Dan juga ada National Crime Victimization
Surveys yang mendorong adanya jabatan “victim
advocate” di Kantor Kejaksaan AS dengan tugas membantu/ mendampingi para
korban dalam menghadapai kasus mereka di Pengadilan. Ada juga Plea
Bargaining, di mana Terdakwa
(melalui Advokatnya) melakukan negosiasi dengan JPU untuk mendapatkan
keringanan dakwaan dan hukuman.
Di
bawah ini saya akan menjelaskan pemahaman
saya tentang beberapa konsep SPP itu, yang dikenal di AS. Tentu ini
dibatasi oleh bahan pustaka yang saya pelajari (dan pasti terbatas), sehingga
bila ada bahan pustaka yang baru dari AS tentang justice collaborator saya senang bila diberitahu.
Whistleblower
(Wb)
Adapun
Wb ini memang dipergunakan dalam SPP AS sebagai “informan” untuk mengetahui
kasus-kasus kriminal yang sifatnya sangat tertutup, seperti dalam kasus-kasus organized crime (narcotics/drugs – human
trafficking –racketeering – dan terrorism).[Wb yang sangat terkenal beberapa
tahun yang lalu adalah dalam Kasus Enron]. Memang sering dipergunakan undercover agents untuk “awal membongkar”,
tetapi untuk mendapatkan seorang saksi yang dapat “diandalkan” dalam
membuktikan perkara di Pengadilan, maka diusahakan adanya Wb.
Wb
ini diminta untuk memberi informasi “orang dalam” yang rinci dengan bukti-bukti
yang dapat dipertahankan di Pengadilan tentang segala sesuatu yang diperlukan
untuk mendapatkan putusan Pengadilan sesuai dakwaan dan tuntutan JPU.
Karena
itu Wb ini umumnya adalah “orang-dalam”, dia umumnya “terlibat” dalam kejahatan
yang didakwakan, mungkin keterlibatannya hanya ringan: seperti SatPam/Sekuriti
yang melihat dan mengenali tamu-tamu yang sering datang ke rumah seorang Pejabat-Terdakwa
ataupun keterlibatannya serius: seperti Pegawai Keuangan Perusahaan yang
mencatat dan membagikan/mentransfer dana kepada Pejabat-Terdakwa.
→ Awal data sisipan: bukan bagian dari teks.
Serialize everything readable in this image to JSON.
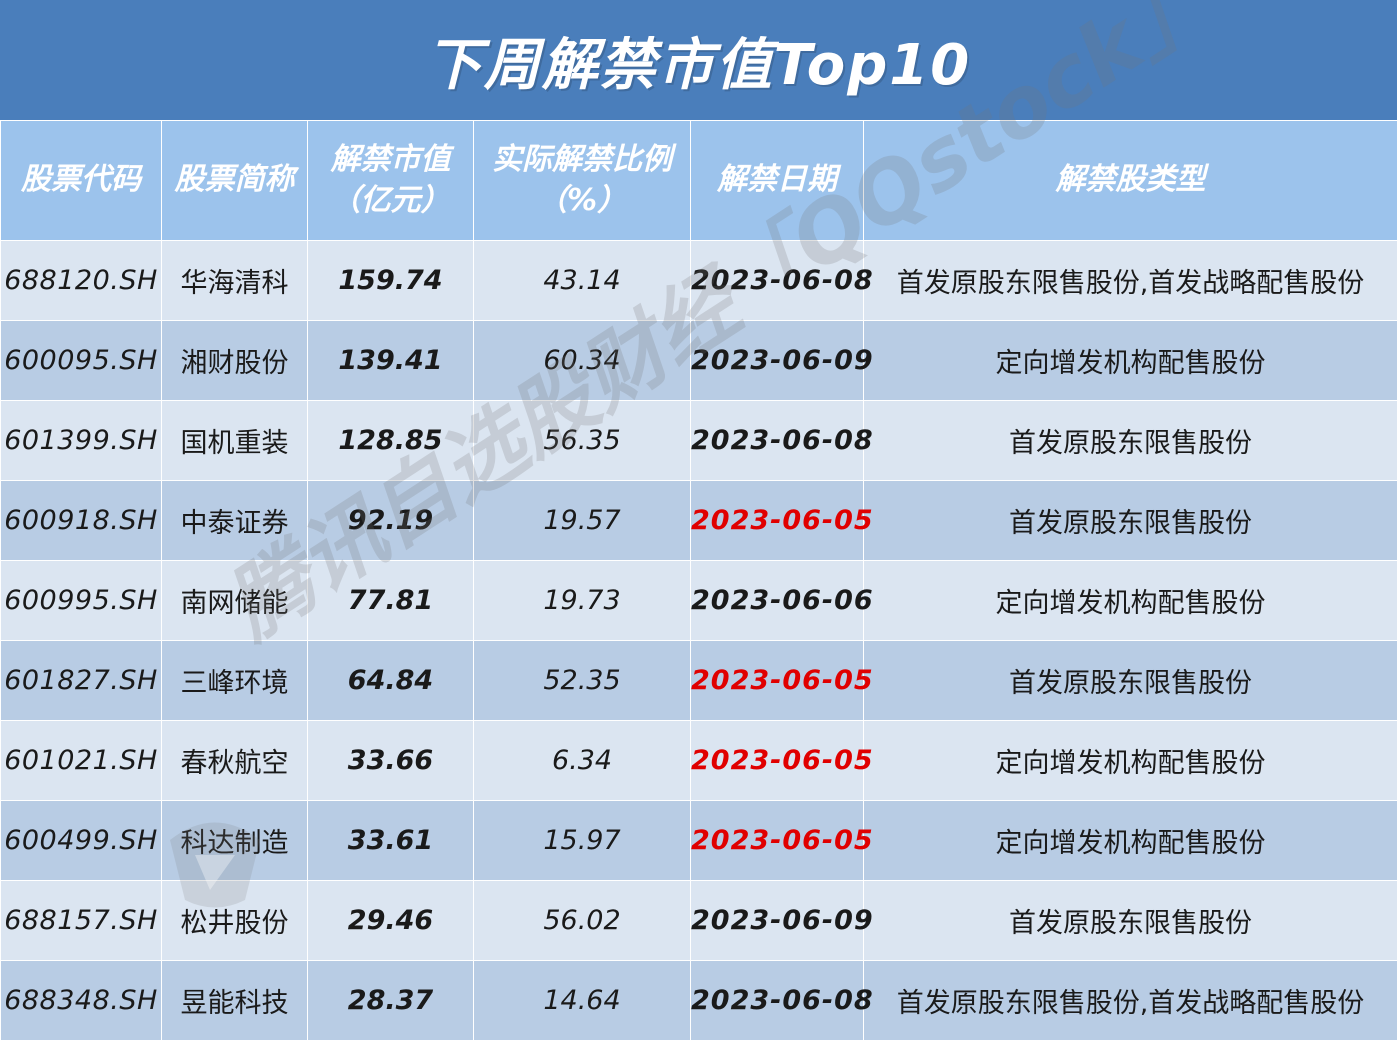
{
  "title": "下周解禁市值Top10",
  "watermark": "腾讯自选股财经「QQstock」",
  "colors": {
    "title_bg": "#4a7ebb",
    "header_bg": "#9cc3ec",
    "row_light": "#dbe5f1",
    "row_dark": "#b8cce4",
    "highlight_date": "#e00000"
  },
  "chart_data": {
    "type": "table",
    "title": "下周解禁市值Top10",
    "columns": [
      "股票代码",
      "股票简称",
      "解禁市值（亿元）",
      "实际解禁比例（%）",
      "解禁日期",
      "解禁股类型"
    ],
    "rows": [
      {
        "code": "688120.SH",
        "name": "华海清科",
        "value": "159.74",
        "ratio": "43.14",
        "date": "2023-06-08",
        "date_highlight": false,
        "type": "首发原股东限售股份,首发战略配售股份"
      },
      {
        "code": "600095.SH",
        "name": "湘财股份",
        "value": "139.41",
        "ratio": "60.34",
        "date": "2023-06-09",
        "date_highlight": false,
        "type": "定向增发机构配售股份"
      },
      {
        "code": "601399.SH",
        "name": "国机重装",
        "value": "128.85",
        "ratio": "56.35",
        "date": "2023-06-08",
        "date_highlight": false,
        "type": "首发原股东限售股份"
      },
      {
        "code": "600918.SH",
        "name": "中泰证券",
        "value": "92.19",
        "ratio": "19.57",
        "date": "2023-06-05",
        "date_highlight": true,
        "type": "首发原股东限售股份"
      },
      {
        "code": "600995.SH",
        "name": "南网储能",
        "value": "77.81",
        "ratio": "19.73",
        "date": "2023-06-06",
        "date_highlight": false,
        "type": "定向增发机构配售股份"
      },
      {
        "code": "601827.SH",
        "name": "三峰环境",
        "value": "64.84",
        "ratio": "52.35",
        "date": "2023-06-05",
        "date_highlight": true,
        "type": "首发原股东限售股份"
      },
      {
        "code": "601021.SH",
        "name": "春秋航空",
        "value": "33.66",
        "ratio": "6.34",
        "date": "2023-06-05",
        "date_highlight": true,
        "type": "定向增发机构配售股份"
      },
      {
        "code": "600499.SH",
        "name": "科达制造",
        "value": "33.61",
        "ratio": "15.97",
        "date": "2023-06-05",
        "date_highlight": true,
        "type": "定向增发机构配售股份"
      },
      {
        "code": "688157.SH",
        "name": "松井股份",
        "value": "29.46",
        "ratio": "56.02",
        "date": "2023-06-09",
        "date_highlight": false,
        "type": "首发原股东限售股份"
      },
      {
        "code": "688348.SH",
        "name": "昱能科技",
        "value": "28.37",
        "ratio": "14.64",
        "date": "2023-06-08",
        "date_highlight": false,
        "type": "首发原股东限售股份,首发战略配售股份"
      }
    ]
  }
}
Mereka
dinamakan Wb, apabila mereka secara
sukarela mau “membuka tabir kejahatan” di dalam organisasi di mana mereka
bekerja.Kesukarelaan mereka adalah karena mereka merasa “terpanggil-secara-moral”.
Adanya
rasa tanggungjawab-moral ini sering dipakai oleh perusahaan-perusahaan besar
untuk untuk membongkar pelanggaran aturan
perusahaan yang merugikan (seperti
pencurian dalam pabrik atau insider
trading atau pemberian hadiah kepada Pejabat).Salah satu strategi adalah membuka
“hot line” untuk melapor secara
anonim.
Justice
Collaborator (JC)
Dari
bahan Indonesia yang pernah saya baca, yang dimaksud di sini adalah seorang “pelaku yang ko-operatif” dalam membantu
penegak hukum “membongkar-tuntas”
kejahatan yang dipersangkakan dan akan didakwakan kepadanya.Dengan pemahaman seperti
ini, maka: a) sudah jelas ada suatu
kejahatan, dan b) sudah ada seorang
Tersangka-Pelaku.
Kalau
begitu, maka si Tersangka-Pelaku adalah “hasil-penyidikan”
dan bukan orang yang
“terpanggil-secara-moral” untuk membantu dibongkarnya kejahatan. Tentu
mereka mengharap ada “rasa-terimakasih” sebagai imbalan kerja-sama mereka ini. Rasa terima kasih yang mereka
harapkan tentunya berhubungan dengan keringanan
dakwaan kejahatan dan tuntutan pidana kepada mereka.
Crown
(State Witness) (CW)
CW
dalam SPP AS adalah saksi-utama dari
JPU. Dikatakan saksi-utama karena kekuatan pembuktian dakwaan (dan tuntutan)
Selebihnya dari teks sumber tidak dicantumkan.